Die Versammlungsfreiheit ist ein zentrales Recht des freien Bürgers in der Demokratie – ein sogenanntes Grundrecht, das nicht geändert werden darf (auch dann nicht, wenn es im deutschen Parlament dafür eine ausreichende Mehrheit gäbe). Trotzdem können auch Grundrechte gewissen Einschränkungen unterliegen. Für die Versammlungsfreiheit zum Beispiel bestimmt die deutsche Verfassung:

„Für Versammlungen unter freiem Himmel kann dieses Recht durch Gesetz oder auf Grund eines Gesetzes beschränkt werden.“ (Art. 8, Abs 2 GG)

Um das für die Demokratie elementare Grundrecht der Versammlungsfreiheit maximal beschränken zu können, hat sich der Deutsche Bundestag nun einen für diesen Zweck doch eher exotischen Weg ausgesucht: das Infektionsschutzgesetz (IfSG).
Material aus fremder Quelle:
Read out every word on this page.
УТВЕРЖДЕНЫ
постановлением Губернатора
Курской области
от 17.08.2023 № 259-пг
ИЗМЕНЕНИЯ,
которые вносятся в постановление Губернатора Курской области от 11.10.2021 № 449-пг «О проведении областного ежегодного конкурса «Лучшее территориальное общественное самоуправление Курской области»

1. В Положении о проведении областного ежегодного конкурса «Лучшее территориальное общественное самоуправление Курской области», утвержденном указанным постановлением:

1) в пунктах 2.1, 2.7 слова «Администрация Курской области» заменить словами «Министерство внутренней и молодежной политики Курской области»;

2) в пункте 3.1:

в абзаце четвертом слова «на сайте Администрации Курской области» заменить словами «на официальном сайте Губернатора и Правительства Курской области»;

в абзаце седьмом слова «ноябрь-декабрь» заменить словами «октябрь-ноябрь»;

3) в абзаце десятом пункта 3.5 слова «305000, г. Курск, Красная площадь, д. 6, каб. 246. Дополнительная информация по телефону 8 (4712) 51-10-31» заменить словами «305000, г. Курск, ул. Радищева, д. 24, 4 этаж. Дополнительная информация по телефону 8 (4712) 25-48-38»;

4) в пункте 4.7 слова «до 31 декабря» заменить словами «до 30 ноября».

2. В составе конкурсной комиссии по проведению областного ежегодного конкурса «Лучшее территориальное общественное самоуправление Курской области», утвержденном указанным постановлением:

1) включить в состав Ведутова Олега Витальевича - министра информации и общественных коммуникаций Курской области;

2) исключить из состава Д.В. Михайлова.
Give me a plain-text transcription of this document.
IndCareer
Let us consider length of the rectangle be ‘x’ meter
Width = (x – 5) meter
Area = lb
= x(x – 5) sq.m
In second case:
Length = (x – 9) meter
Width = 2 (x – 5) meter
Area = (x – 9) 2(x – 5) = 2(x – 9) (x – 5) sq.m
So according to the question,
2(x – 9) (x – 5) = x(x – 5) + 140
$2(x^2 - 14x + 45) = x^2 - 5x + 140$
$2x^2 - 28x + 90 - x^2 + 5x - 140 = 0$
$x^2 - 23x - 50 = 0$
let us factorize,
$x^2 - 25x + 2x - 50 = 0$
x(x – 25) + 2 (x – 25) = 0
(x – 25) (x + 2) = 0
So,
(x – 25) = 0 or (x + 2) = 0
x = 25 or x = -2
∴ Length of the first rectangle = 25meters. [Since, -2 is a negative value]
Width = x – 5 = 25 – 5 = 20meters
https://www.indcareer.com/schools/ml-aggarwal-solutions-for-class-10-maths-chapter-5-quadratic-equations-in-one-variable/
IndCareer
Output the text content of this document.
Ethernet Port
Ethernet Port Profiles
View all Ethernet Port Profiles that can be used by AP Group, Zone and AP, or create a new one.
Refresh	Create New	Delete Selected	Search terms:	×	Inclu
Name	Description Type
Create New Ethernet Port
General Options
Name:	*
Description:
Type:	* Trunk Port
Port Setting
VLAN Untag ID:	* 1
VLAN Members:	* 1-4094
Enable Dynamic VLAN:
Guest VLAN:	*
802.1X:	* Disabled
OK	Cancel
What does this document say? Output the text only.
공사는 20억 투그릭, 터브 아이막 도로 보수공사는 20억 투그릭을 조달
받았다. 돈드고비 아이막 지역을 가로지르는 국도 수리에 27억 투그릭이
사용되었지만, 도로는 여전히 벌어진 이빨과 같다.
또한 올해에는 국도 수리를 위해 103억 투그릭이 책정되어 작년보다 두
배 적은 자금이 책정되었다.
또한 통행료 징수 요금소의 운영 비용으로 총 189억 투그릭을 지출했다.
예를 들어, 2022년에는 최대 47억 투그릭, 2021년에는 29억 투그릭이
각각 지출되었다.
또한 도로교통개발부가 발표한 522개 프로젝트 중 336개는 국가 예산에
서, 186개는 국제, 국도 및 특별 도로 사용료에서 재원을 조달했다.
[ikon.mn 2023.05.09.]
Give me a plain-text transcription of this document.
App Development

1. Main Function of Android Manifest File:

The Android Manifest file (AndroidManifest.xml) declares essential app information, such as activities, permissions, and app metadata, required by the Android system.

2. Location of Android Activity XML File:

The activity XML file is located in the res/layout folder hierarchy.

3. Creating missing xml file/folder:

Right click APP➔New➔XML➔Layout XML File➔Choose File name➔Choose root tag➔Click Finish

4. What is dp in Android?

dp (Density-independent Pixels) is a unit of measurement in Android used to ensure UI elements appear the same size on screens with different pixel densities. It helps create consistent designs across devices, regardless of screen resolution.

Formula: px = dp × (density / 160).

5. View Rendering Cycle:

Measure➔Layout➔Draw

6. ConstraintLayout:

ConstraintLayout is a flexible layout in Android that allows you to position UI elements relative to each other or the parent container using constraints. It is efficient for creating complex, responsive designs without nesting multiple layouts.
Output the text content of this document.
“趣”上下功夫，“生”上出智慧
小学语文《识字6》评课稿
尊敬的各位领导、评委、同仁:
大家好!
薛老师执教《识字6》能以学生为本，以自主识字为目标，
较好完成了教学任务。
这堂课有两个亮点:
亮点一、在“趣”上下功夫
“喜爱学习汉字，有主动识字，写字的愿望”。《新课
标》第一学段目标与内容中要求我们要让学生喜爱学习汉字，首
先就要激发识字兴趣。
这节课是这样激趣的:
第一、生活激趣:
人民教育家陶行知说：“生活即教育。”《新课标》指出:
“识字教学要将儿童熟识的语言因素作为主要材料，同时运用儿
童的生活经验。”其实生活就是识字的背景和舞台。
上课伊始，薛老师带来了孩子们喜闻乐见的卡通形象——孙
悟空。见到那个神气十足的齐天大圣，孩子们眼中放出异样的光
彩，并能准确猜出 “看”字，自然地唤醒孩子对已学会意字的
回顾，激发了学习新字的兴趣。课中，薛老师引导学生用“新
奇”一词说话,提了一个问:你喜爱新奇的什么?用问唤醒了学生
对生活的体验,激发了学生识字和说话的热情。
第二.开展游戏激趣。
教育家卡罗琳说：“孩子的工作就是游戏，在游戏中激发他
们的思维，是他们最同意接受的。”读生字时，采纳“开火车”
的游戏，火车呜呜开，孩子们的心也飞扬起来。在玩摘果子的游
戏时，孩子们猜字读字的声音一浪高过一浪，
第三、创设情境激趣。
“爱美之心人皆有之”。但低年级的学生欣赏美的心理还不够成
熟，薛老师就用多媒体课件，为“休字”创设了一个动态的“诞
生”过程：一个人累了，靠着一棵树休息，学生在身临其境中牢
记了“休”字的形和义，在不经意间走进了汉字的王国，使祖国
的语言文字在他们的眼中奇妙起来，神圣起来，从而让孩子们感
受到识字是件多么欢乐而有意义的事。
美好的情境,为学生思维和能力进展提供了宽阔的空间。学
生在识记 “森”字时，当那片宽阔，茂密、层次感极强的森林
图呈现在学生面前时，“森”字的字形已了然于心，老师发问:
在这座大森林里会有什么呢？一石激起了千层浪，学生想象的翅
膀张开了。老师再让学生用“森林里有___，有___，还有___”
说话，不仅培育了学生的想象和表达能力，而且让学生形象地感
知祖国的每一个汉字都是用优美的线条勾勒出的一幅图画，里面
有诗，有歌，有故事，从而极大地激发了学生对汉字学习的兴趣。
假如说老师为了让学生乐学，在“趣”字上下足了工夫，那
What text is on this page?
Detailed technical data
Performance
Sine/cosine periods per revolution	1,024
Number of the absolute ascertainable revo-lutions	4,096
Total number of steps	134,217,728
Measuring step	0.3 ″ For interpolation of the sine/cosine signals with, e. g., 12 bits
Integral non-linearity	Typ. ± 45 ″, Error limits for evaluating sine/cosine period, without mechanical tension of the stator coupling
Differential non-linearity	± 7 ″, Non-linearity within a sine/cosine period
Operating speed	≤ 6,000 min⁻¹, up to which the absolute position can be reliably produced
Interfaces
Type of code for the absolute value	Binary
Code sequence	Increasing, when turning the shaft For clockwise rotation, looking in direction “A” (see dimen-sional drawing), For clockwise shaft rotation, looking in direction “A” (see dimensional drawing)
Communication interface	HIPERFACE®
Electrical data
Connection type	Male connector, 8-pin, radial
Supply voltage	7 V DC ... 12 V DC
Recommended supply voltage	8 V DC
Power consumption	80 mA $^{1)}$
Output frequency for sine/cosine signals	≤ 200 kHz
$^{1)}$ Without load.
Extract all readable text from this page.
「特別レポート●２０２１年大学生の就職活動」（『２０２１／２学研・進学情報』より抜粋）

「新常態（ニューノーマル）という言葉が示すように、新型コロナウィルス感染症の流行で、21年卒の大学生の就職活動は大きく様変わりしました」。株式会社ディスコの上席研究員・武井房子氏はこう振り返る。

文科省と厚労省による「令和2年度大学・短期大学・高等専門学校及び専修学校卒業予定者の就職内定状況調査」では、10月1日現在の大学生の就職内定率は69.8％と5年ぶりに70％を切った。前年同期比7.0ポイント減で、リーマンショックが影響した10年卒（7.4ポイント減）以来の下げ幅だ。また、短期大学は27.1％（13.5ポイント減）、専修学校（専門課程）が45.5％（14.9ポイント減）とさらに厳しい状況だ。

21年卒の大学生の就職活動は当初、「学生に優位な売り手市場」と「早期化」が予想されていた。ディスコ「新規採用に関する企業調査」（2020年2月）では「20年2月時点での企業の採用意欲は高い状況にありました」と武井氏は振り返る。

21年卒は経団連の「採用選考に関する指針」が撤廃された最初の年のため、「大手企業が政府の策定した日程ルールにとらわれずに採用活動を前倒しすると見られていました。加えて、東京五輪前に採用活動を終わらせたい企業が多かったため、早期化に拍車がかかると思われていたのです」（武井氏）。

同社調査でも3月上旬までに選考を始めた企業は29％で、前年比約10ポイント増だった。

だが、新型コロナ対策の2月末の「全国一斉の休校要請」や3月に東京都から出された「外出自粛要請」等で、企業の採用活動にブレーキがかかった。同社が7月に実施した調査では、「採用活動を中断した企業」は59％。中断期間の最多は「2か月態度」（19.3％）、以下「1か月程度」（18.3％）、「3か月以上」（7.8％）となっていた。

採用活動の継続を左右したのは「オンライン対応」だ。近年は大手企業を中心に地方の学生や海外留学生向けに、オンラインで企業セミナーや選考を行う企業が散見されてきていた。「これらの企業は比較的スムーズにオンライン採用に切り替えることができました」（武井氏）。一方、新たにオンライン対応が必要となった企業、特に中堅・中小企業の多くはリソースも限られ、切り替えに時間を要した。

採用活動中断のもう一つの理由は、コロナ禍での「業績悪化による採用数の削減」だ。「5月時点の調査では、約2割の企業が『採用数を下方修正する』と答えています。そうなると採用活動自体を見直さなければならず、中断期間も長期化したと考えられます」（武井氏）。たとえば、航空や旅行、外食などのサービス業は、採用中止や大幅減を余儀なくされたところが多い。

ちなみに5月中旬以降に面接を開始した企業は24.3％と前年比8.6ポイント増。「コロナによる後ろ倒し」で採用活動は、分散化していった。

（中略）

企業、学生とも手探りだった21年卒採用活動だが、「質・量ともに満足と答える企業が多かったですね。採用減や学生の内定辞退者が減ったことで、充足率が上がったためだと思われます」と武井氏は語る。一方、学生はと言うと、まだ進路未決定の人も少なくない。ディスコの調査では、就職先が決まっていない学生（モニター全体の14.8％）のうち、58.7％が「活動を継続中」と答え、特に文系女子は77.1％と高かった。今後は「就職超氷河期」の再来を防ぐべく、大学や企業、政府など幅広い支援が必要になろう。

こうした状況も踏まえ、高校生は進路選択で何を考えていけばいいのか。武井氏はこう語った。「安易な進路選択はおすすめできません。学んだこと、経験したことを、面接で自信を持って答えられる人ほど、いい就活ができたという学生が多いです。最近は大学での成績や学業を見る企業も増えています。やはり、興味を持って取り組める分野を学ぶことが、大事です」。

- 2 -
Das wurde im Zuge der Corona-Notstandsgesetzgebung massiv verändert. Dort heißt es jetzt:

„… kann die zuständige Behörde Veranstaltungen oder sonstige Ansammlungen von Menschen beschränken oder verbieten. (…) Die Grundrechte der Freiheit der Person, der Versammlungsfreiheit, der Freizügigkeit und der Unverletzlichkeit der Wohnung werden insoweit eingeschränkt.“ (§ 28 Abs. 1 IfSG)

Das ist nichts anderes als eine Generalvollmacht zur beliebigen Aussetzung der wichtigsten Errungenschaften unserer freiheitlich-demokratischen Gesellschaft – durch die Änderung einer „Vorschrift, die bis vor kurzem niemand kannte“, wie der Jura-Professor und Rechtsanwalt Niko Härting angemessen entgeistert schreibt.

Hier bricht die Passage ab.